Researchers distance themselves from government brochure

While the rest of the country was attacking a brochure produced by the government to help schools identify young people who might be becoming radicalised, an Adelaide freelance journalist took his questions to the researchers whose work sits behind the offending literature.

Royce Kurmelovs today published in Vice magazine a story about the researchers behind the brochure, who are keen to distance themselves from it. Kurmelovs spoke with one of the researchers, Professor Luke Howie, deputy director of Monash University's Global Terrorism Research Centre. He also spoke with Dr Anne Aly from Curtin University, who also works in the field.

Howie told Kurmelovs: "When we talk about violent extremism, we're talking about people trying to kill people. I've never thought of someone like Karen in that way. I personally have never equated someone like Karen with extremism," he said. "If anyone took away from that report that environmental activism is in the same bucket as ISIS that would be a real problem."

And Aly told him: "History has told us that profiles don't work," she said. "The problem that I have with giving individual cases like that out of context is that I could give you 100 different cases and they'll all be different. There is no singular pathway to extremism. There is no model because they are all different. So having these case studies could backfire."

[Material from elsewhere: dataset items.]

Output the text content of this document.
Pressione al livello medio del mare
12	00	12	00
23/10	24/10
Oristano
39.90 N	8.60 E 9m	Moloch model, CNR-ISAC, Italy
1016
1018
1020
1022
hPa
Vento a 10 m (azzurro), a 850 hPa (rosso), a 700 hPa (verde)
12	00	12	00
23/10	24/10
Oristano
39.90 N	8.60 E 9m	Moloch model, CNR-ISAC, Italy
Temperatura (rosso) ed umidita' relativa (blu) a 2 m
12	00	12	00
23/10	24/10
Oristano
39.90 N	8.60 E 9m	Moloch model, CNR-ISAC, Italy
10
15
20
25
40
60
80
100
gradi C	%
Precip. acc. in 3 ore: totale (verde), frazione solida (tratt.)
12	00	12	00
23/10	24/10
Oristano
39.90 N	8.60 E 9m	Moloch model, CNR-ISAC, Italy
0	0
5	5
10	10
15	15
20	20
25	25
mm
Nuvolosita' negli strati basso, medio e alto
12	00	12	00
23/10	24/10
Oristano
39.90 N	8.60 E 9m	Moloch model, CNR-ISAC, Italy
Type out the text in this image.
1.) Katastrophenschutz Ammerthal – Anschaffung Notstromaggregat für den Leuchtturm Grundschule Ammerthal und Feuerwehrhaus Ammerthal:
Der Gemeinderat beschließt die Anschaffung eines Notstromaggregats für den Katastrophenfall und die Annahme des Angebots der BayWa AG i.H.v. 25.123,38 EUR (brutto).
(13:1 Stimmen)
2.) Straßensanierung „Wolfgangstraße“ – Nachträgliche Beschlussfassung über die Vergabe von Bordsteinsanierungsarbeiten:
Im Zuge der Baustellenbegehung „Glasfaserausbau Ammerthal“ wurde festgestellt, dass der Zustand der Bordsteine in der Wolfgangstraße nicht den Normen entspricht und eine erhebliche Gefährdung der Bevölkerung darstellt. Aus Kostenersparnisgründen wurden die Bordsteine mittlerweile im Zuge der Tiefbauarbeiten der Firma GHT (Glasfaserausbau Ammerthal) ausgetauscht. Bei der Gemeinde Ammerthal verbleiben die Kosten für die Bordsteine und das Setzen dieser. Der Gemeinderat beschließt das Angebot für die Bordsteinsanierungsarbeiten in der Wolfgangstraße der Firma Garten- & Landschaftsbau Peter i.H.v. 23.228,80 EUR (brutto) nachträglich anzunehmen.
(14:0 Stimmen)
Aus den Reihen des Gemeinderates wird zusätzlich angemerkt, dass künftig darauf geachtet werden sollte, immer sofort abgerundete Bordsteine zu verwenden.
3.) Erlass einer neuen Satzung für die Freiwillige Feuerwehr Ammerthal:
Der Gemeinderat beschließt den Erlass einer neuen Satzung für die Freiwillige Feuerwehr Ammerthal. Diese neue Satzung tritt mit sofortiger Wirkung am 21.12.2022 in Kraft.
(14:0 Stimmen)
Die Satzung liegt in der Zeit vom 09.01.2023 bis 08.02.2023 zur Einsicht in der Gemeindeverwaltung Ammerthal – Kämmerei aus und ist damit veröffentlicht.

When I spoke to Kurmelovs on Twitter I suggested that the brochure appeared to be a bit of "sexing up" of the research for ideological purposes but he demurred. "I'm not so certain," he wrote. "If anything I feel it's a very conservative interpretation of many years of research.

"And I imagine in the eyes of the authors they made a real effort to balanced," Kurmelovs continued.

But the timing of the release was problematic. "[I]t came at a time just after Abbott attempted to declare [war] on green groups with the lawfare thing. Awkward context."

Awkward is the right word, I thought to myself. I said to Kurmelovs that the way the researchers and authors behind it were running for cover reminded me of David Kelly, the British weapons expert whose reports had been manipulated by the British government in order to justify going to war against Iraq. Kelly suicided in 2003.

"Judging by the hashtag most [people] have already made up their minds [about] the motives for the offending case study," I wrote.

"And rightly so, really," wrote Kurmelovs. "Putting any sort of profile out to the community like that is useless and potentially harmful."